Only the case an' th' face an' th' hands, and th' young man, wavy brown hair, taller'n average an' standin' straight now, finally. He ain't the third any more, or th' first, or th' second for that matter. He just Henry, lookin' down at the face of a busted pocketwatch. The time it tell, now an' forever, is 4:32.
I pick up th' watch an' hand it to him. "You still wanna be god?" He look up at me, surprise at the question. He right, it a stupid question. He never wanna be god to begin with.
"No, absolutely not. I got way to much other stuff I gotta do."

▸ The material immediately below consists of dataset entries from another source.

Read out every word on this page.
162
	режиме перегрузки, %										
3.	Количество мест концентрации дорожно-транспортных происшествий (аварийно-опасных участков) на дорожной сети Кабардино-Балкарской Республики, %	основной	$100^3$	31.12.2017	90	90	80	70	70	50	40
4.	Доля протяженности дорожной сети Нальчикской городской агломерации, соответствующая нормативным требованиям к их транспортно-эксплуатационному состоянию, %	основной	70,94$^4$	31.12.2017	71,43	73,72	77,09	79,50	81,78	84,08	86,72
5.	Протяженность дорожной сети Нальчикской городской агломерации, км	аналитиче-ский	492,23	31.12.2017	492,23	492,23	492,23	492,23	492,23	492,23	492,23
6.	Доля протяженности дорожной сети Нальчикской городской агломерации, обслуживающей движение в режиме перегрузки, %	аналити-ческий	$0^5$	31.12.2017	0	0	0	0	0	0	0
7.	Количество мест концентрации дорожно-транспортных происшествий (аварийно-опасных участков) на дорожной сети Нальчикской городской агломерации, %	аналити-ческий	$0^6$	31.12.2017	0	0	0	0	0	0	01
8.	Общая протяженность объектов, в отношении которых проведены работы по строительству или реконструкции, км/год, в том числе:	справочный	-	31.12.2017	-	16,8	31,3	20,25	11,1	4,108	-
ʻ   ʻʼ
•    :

"Better get t'doin' it then, eh?"
"Yeah, I suppose I'd better." He put the watch in his pocket and start walkin' away, but before he disappear into th' crowd, he turn to me. "The way I...change things, you think I could make things
better?"
"I give you 4 minutes an' 33 seconds of open chance. Th' watch says you got one second o' that left. But you got it forever."
He smile an' nod. He gettin' it now, slow, but he gettin' it. "Hey," he ask, "you think you are going to be god, or whatever?"
I shrug. "Dunno. I'll be what I'm s'posed t' be. Jus' like ev'rythin' else in the world."
He disappear in th' crowd. Hell got one less soul in it now.